Segundo Múcio, essa combinação de vastos recursos, fronteiras extensas — quase 17 mil km de fronteira seca e 8.500 km de zona marítima e baixo investimento histórico coloca o País numa posição vulnerável se não houver esforço estruturado para fortalecer a capacidade de defesa do Brasil.

Em entrevista à Míriam Leitão, do jornal O Globo, o ministro defendeu especial atenção à área da defesa para ampliação de gastos com equipamentos e modernização militar.

“O que eu defendo muito é que a defesa não faça parte do Orçamento (…). Porque se nós formos comparar prioridade, nós temos outras prioridades para investir, fome, educação e outras coisas”, disse Múcio.

Apesar dessas limitações, o governo reservou R$ 30 bilhões fora do Orçamento nos próximos 6 anos para sistemas estratégicos, não para aumento de efetivo, mas para aquisição e modernização de equipamentos essenciais.

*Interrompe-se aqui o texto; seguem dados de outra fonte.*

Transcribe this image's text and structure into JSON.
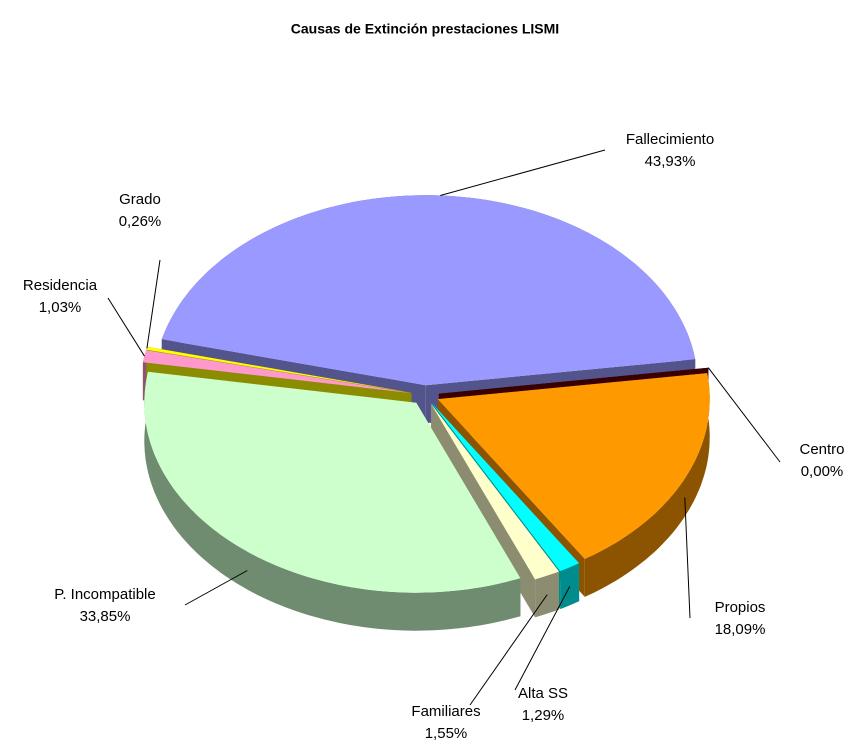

Segundo ele, os recursos devem impulsionar capacidades que garantam respeito à soberania brasileira sem, contudo, tentar igualar o gasto militar dos Estados Unidos ou da China, que investem centenas de bilhões anualmente.

Múcio explicou os motivos da sua preocupação diante das ações agressivas dos EUA. “É uma mudança de paradigma. Nós achávamos que se nós estivéssemos dentro dos nossos direitos, estávamos protegidos. Os Estados Unidos, com o que fez na Venezuela, mostrou que “você está nos seus direitos, se eu quiser, eu entro, eu tenho mais força que você”. Então, dizer a você que não podemos nos preocupar talvez seja ingênuo demais, porque nós temos tudo”.

“O que é que eu tenho aqui que interessa a ele? Evidentemente que o Brasil é um país riquíssimo. Tudo pelo qual o mundo briga temos demais aqui. Temos petróleo, temos gás, temos todos os minerais, temos as terras raras, temos água doce, temos tudo”, completou.

“Agora, nós não cuidamos da defesa no Brasil por conta da sua pergunta inicial, dos assuntos passados, nós relegamos a defesa. E hoje, a nossa luta é para que isso seja um tema principal de qualquer plataforma, de qualquer presidente”, assinalou.

Questionado sobre a existência de um plano nacional de defesa, o ministro confirmou: “Nós temos um plano nacional de defesa. O que nos falta são recursos”.

“Eu luto muito para que esse investimento em defesa saia do Orçamento. Nós precisamos, vamos dizer assim, de 40 aviões. Um avião custa US$ 100 milhões. Um submarino custa 800 milhões de euros. Os números são gigantescos. Na hora que precisa comprar 40 aviões, 50 aviões de US$ 100 milhões, e tem gente que está precisando de comida, que você está precisando investir em saúde. Não pode fazer com que a defesa tenha uma referência, um comparativo, senão não investe nunca”.

“Eu quero que a defesa seja uma prioridade absoluta, igual esses R$ 30 bilhões, para que a gente possa recuperar tudo o que aconteceu” de perdas.